I love my husband and I am in this marriage for the long haul.  We made our vows 31 years ago (update since original writing=44 years) and I, with God’s help, am committed to fulfill that vow “until death us do part” in the best way I know how.  We were not Christians when we were married and I wonder sometimes if we married for the wrong reasons, but the commitment has been made.  God is a God of His Word and my prayer has been to know Him more so I can be more like Him; so I will be a woman of my word, therefore, I am here to stay. 
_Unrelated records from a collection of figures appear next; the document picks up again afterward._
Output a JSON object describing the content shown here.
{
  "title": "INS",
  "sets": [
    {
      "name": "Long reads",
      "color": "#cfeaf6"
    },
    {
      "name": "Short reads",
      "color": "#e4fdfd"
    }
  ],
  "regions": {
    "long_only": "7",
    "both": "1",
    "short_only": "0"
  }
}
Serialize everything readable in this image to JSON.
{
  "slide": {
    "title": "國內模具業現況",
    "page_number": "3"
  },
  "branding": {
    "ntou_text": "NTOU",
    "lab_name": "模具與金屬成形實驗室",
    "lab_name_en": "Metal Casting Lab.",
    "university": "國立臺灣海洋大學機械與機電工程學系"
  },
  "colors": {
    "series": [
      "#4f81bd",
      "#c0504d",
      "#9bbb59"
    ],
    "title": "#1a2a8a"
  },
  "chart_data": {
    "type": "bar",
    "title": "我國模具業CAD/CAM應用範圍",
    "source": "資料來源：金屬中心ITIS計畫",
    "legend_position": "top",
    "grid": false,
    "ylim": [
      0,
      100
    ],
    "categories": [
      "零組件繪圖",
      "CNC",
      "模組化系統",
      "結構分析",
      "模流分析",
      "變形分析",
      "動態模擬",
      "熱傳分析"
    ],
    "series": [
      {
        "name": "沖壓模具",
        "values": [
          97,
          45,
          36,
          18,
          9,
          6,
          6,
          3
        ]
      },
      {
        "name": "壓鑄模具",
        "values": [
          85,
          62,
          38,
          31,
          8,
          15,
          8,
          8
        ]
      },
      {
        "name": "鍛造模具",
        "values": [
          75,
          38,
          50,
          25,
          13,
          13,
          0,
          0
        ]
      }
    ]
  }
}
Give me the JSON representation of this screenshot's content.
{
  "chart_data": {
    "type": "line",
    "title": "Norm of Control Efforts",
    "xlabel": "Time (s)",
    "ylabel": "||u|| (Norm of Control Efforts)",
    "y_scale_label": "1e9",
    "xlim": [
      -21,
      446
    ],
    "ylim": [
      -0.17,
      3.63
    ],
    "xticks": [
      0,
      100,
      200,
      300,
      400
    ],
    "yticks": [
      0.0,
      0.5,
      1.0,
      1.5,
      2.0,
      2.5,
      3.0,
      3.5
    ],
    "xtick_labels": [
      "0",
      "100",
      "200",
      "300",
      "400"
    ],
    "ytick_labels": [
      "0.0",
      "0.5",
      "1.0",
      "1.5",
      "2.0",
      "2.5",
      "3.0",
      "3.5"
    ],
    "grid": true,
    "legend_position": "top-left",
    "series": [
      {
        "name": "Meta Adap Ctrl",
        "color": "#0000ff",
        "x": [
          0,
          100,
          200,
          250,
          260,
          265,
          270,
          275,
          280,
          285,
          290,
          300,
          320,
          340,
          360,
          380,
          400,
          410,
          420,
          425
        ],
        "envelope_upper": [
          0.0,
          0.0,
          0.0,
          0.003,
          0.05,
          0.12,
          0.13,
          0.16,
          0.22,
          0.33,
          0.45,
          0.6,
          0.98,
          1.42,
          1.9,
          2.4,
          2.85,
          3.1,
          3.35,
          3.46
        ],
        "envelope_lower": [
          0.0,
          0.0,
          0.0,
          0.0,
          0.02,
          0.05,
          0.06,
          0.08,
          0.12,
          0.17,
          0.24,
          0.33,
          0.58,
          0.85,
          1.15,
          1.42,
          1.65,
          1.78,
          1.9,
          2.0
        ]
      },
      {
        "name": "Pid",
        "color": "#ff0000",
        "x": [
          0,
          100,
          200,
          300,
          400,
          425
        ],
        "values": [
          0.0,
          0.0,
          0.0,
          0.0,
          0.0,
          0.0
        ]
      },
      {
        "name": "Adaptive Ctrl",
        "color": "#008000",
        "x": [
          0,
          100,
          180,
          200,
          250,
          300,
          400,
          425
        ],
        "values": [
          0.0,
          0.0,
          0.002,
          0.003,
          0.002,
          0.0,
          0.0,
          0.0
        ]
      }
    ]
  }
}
Striving to stay in my marriage is what keeps me going back to the Lord for strength again and again. And with the “ah, ha” moment of this study of making bricks without straw I have come to the realization that the Pharaoh in my life is my husband.  Not because he is mean, ruthless and holds me in bondage but because as the Israelites looked to Pharaoh for the straw to make the allotted bricks I look to my husband to provide ALL the straw for my physical, emotional, spiritual, and psychological bricks.  I came into my marriage with a Cinderella attitude looking to him to fulfill all my wants and needs.  David Clarke in his book, Men Are Clams Women Are Crowbars says that on his best day my husband can only provide 30% of my needs.  I believe that the Lord has allowed most of our struggles so that each of us could grow and become more mature in Christ.  I try to see each conflict as an opportunity to examine my straw demands (or my straw contributions).  At times the struggle is greatest when I see my husband’s lack of “straw provisions” and become distraught, sad and/or angry.   We both lose because my expectations and demands are so great and placed on the wrong person.  I have put my husband in the place of my God and Savior.  The Bible speaks to dying to self and I’m beginning to think that this means having absolutely no expectations of my husband or anyone else.  But that’s the wrong way to look at it.  I can have the expectations or I would never expect anyone to improve.  What’s wrong with my view is that I allow my husband’s and others inability to provide the straw for my bricks to affect my love, joy, peace and growth. (Growth isn’t a fruit of the Spirit but it’s a perk!) I need to have a rational belief and trust in people that they can grow and do better but that my joy and personal growth should not become contingent on their success or failure to come through.  It could and most likely would encourage and strengthen me in the journey but I must never place that burden on another person by depending on them for something that should only be sought in the Holy Spirit.  Other people, especially our husbands, may be blessed with the privilege and opportunity to provide additional straw but only after we have sought for it at the main source.  It was there that we should have started in the first place.